The Bruins win twice as often when they pick up the doubles point.
No. 9 UCLA women’s tennis (18-7, 8-2 Pac-12) is .400 when it loses the doubles point, but .800 when it is the first team to put a point on the scoreboard.
Coach Stella Sampras Webster’s squad started doubles dual play clinching the point in their first five matches. Then, it hit a snag, dropping the point in five of its next seven matches. Since then, the Bruins have attained the opening point 13 times in a row.
“It’s great to have three teams that have a chance to win,” Sampras Webster said. “It takes a lot of pressure off of each other.”
UCLA’s doubles lineups boast three top-50 ranked duos – No. 4 combination of seniors Gabby Andrews and Ayan Broomfield, No. 12 duo of freshman Elysia Bolton and redshirt junior Jada Hart and No. 48 duo of sophomore Abi Altick and senior Alaina Miller.
The third doubles team has been in constant flux as Sampras Webster has elected to experiment with different combinations.

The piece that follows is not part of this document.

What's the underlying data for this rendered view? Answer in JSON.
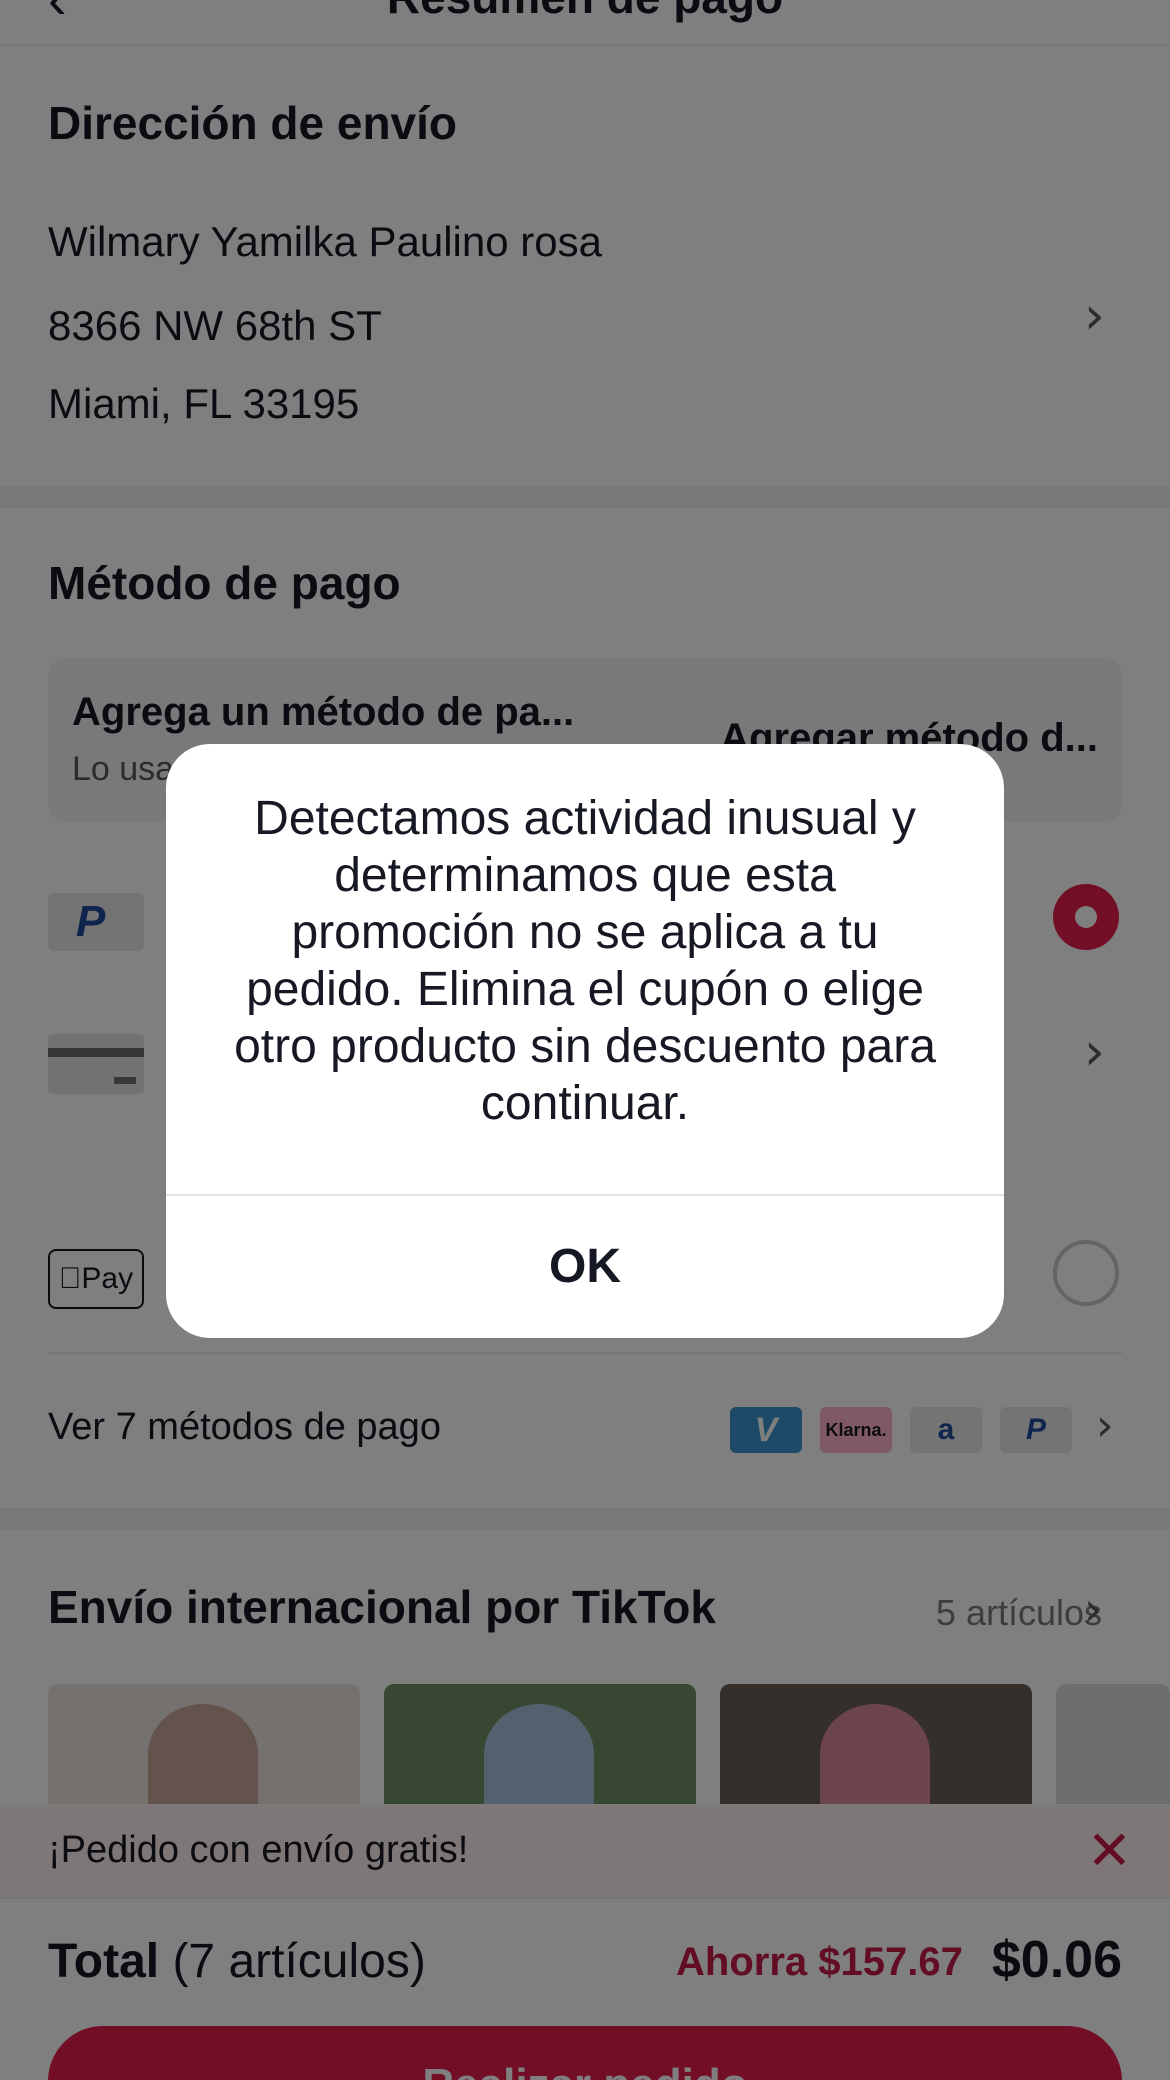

“I really like our one and two doubles teams,” Sampras Webster said before the Pepperdine matchup in early April. “We’ve had some good wins and they’re solid, but we might mix (freshman Taylor Johnson) a bit in there and see what that brings.”

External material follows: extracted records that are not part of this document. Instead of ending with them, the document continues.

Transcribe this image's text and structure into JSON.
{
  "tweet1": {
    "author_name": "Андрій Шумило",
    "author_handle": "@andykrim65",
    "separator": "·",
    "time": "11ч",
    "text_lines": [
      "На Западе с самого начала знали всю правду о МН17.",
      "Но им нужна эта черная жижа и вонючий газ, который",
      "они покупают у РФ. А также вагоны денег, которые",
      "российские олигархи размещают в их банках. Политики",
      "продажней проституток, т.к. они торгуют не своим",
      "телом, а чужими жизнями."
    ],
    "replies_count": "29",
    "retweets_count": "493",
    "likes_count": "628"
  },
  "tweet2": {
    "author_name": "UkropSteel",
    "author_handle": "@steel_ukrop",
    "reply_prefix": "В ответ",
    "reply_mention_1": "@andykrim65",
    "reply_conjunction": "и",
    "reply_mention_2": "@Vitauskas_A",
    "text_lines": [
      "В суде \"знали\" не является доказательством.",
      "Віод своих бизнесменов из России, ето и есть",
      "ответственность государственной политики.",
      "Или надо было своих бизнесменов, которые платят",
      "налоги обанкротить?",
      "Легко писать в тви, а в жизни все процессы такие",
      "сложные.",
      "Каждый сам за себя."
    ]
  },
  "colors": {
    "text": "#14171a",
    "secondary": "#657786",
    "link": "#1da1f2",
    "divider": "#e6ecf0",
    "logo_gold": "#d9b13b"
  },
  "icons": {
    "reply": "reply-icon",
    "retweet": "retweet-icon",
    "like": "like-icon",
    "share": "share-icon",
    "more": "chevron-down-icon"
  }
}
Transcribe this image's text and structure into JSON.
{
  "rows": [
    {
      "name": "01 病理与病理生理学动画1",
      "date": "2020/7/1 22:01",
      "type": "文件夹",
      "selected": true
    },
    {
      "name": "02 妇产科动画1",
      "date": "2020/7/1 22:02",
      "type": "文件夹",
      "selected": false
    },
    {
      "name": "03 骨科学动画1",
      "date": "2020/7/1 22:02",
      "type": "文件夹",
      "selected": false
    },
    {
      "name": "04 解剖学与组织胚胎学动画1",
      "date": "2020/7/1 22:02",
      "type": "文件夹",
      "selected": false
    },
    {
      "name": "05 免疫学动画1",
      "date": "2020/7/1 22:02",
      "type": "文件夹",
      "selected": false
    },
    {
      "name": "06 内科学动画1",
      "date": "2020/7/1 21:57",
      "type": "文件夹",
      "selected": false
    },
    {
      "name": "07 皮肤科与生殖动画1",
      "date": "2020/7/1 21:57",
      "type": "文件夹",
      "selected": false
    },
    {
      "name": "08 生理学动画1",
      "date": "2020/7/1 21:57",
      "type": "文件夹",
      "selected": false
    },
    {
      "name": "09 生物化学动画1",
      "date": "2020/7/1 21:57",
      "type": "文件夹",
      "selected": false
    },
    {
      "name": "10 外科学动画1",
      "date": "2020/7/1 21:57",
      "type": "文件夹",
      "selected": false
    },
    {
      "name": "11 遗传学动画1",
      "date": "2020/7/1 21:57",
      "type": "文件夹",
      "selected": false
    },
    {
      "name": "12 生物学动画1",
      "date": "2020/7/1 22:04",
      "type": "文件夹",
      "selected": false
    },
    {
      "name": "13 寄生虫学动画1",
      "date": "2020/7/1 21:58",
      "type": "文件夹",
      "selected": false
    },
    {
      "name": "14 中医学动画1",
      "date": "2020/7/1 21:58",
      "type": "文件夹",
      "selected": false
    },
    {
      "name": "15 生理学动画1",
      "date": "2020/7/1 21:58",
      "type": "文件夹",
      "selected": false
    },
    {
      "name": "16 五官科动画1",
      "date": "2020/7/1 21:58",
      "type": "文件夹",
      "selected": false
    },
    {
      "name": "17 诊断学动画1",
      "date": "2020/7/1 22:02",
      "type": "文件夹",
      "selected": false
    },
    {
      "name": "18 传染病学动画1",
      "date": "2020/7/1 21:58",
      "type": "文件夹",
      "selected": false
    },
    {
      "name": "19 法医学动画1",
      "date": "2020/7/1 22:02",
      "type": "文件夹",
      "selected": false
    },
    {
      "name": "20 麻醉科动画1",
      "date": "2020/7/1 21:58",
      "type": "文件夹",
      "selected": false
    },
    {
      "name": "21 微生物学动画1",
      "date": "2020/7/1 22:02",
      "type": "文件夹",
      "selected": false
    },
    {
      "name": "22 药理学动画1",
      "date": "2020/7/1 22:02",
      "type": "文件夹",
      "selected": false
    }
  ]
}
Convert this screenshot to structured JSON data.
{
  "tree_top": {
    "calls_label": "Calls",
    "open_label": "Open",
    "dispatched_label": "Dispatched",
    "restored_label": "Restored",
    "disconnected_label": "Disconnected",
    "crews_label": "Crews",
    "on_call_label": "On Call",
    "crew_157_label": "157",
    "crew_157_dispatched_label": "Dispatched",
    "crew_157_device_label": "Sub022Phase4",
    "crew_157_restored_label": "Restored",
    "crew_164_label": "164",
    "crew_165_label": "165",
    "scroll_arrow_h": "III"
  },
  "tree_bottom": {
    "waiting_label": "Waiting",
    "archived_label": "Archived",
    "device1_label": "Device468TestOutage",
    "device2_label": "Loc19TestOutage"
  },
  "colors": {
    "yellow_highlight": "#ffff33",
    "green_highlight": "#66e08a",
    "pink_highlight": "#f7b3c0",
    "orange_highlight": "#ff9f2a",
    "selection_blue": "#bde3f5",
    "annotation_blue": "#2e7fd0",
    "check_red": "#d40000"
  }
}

Since then, each possible combination of Johnson, Miller and Altick have played on third court doubles. Sampras Webster opted to go with the duo of Johnson and Altick for the Pac-12 championship, even though the duo did not play together during the last four matches of the regular season.

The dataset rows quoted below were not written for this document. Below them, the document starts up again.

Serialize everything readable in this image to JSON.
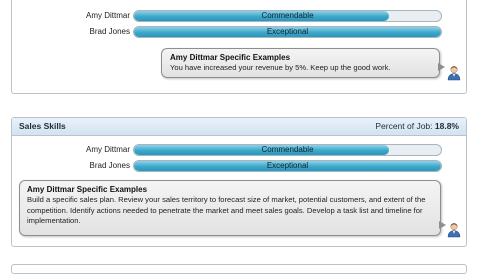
{
  "top_section": {
    "ratings": [
      {
        "name": "Amy Dittmar",
        "rating": "Commendable",
        "level": 0.83
      },
      {
        "name": "Brad Jones",
        "rating": "Exceptional",
        "level": 1.0
      }
    ],
    "comment": {
      "title": "Amy Dittmar Specific Examples",
      "text": "You have increased your revenue by 5%. Keep up the good work."
    }
  },
  "sales_section": {
    "title": "Sales Skills",
    "percent_label": "Percent of Job:",
    "percent_value": "18.8%",
    "ratings": [
      {
        "name": "Amy Dittmar",
        "rating": "Commendable",
        "level": 0.83
      },
      {
        "name": "Brad Jones",
        "rating": "Exceptional",
        "level": 1.0
      }
    ],
    "comment": {
      "title": "Amy Dittmar Specific Examples",
      "text": "Build a specific sales plan. Review your sales territory to forecast size of market, potential customers, and extent of the competition. Identify actions needed to penetrate the market and meet sales goals. Develop a task list and timeline for implementation."
    }
  },
  "icons": {
    "avatar": "user-avatar-icon"
  },
  "colors": {
    "bar_fill": "#3ba9cc",
    "header_bg": "#d3e2f1",
    "bubble_bg": "#e8e8e8"
  }
}
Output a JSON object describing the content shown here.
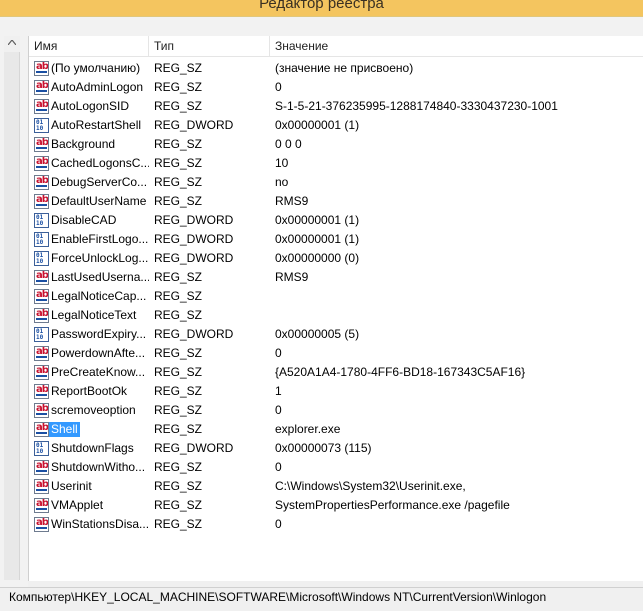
{
  "window": {
    "title": "Редактор реестра"
  },
  "columns": {
    "name": "Имя",
    "type": "Тип",
    "value": "Значение"
  },
  "rows": [
    {
      "name": "(По умолчанию)",
      "type": "REG_SZ",
      "value": "(значение не присвоено)",
      "icon": "string-value-icon"
    },
    {
      "name": "AutoAdminLogon",
      "type": "REG_SZ",
      "value": "0",
      "icon": "string-value-icon"
    },
    {
      "name": "AutoLogonSID",
      "type": "REG_SZ",
      "value": "S-1-5-21-376235995-1288174840-3330437230-1001",
      "icon": "string-value-icon"
    },
    {
      "name": "AutoRestartShell",
      "type": "REG_DWORD",
      "value": "0x00000001 (1)",
      "icon": "dword-value-icon"
    },
    {
      "name": "Background",
      "type": "REG_SZ",
      "value": "0 0 0",
      "icon": "string-value-icon"
    },
    {
      "name": "CachedLogonsC...",
      "type": "REG_SZ",
      "value": "10",
      "icon": "string-value-icon"
    },
    {
      "name": "DebugServerCo...",
      "type": "REG_SZ",
      "value": "no",
      "icon": "string-value-icon"
    },
    {
      "name": "DefaultUserName",
      "type": "REG_SZ",
      "value": "RMS9",
      "icon": "string-value-icon"
    },
    {
      "name": "DisableCAD",
      "type": "REG_DWORD",
      "value": "0x00000001 (1)",
      "icon": "dword-value-icon"
    },
    {
      "name": "EnableFirstLogo...",
      "type": "REG_DWORD",
      "value": "0x00000001 (1)",
      "icon": "dword-value-icon"
    },
    {
      "name": "ForceUnlockLog...",
      "type": "REG_DWORD",
      "value": "0x00000000 (0)",
      "icon": "dword-value-icon"
    },
    {
      "name": "LastUsedUserna...",
      "type": "REG_SZ",
      "value": "RMS9",
      "icon": "string-value-icon"
    },
    {
      "name": "LegalNoticeCap...",
      "type": "REG_SZ",
      "value": "",
      "icon": "string-value-icon"
    },
    {
      "name": "LegalNoticeText",
      "type": "REG_SZ",
      "value": "",
      "icon": "string-value-icon"
    },
    {
      "name": "PasswordExpiry...",
      "type": "REG_DWORD",
      "value": "0x00000005 (5)",
      "icon": "dword-value-icon"
    },
    {
      "name": "PowerdownAfte...",
      "type": "REG_SZ",
      "value": "0",
      "icon": "string-value-icon"
    },
    {
      "name": "PreCreateKnow...",
      "type": "REG_SZ",
      "value": "{A520A1A4-1780-4FF6-BD18-167343C5AF16}",
      "icon": "string-value-icon"
    },
    {
      "name": "ReportBootOk",
      "type": "REG_SZ",
      "value": "1",
      "icon": "string-value-icon"
    },
    {
      "name": "scremoveoption",
      "type": "REG_SZ",
      "value": "0",
      "icon": "string-value-icon"
    },
    {
      "name": "Shell",
      "type": "REG_SZ",
      "value": "explorer.exe",
      "icon": "string-value-icon",
      "selected": true
    },
    {
      "name": "ShutdownFlags",
      "type": "REG_DWORD",
      "value": "0x00000073 (115)",
      "icon": "dword-value-icon"
    },
    {
      "name": "ShutdownWitho...",
      "type": "REG_SZ",
      "value": "0",
      "icon": "string-value-icon"
    },
    {
      "name": "Userinit",
      "type": "REG_SZ",
      "value": "C:\\Windows\\System32\\Userinit.exe,",
      "icon": "string-value-icon"
    },
    {
      "name": "VMApplet",
      "type": "REG_SZ",
      "value": "SystemPropertiesPerformance.exe /pagefile",
      "icon": "string-value-icon"
    },
    {
      "name": "WinStationsDisa...",
      "type": "REG_SZ",
      "value": "0",
      "icon": "string-value-icon"
    }
  ],
  "status": {
    "path": "Компьютер\\HKEY_LOCAL_MACHINE\\SOFTWARE\\Microsoft\\Windows NT\\CurrentVersion\\Winlogon"
  },
  "colors": {
    "titlebar": "#f4c55f",
    "selection": "#3399ff",
    "string_icon_text": "#c8102e",
    "dword_icon_text": "#1a4fa3"
  }
}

The pair won all three of its matches in the tournament and is 9-1 on the season.
“We just came out (with) really good energy,” Altick said. “Me and Taylor played really well this weekend so hopefully we can keep that going.”
The Bruins’ sole returning doubles team from last year – Broomfield and Andrews – has manned the top doubles court for the majority of the season, notching a 7-4 record on court one.
The friendship between the seniors has aided the Bruins in unexpected ways according to Andrews.
In UCLA’s Pac-12 championship semifinal match against No. 11 Washington, Broomfield was locked in a three-setter in singles with the score tied three apiece after tweaking her knee in doubles play.
“Me and (Broomfield) have this dynamic where I have to be on her court and vice versa (during singles),” Andrews said. “We play doubles together. We’re probably best friends. When we’re on the court together, it’s literally like two people against the one person on the other side of the net. We locked in and I was encouraging her and we were feeding each other. It was the best thing I’ve ever seen.”
Broomfield ended up pulling out a 3-6, 7-6 (5), 6-1 victory to send UCLA to the Pac-12 championship finals.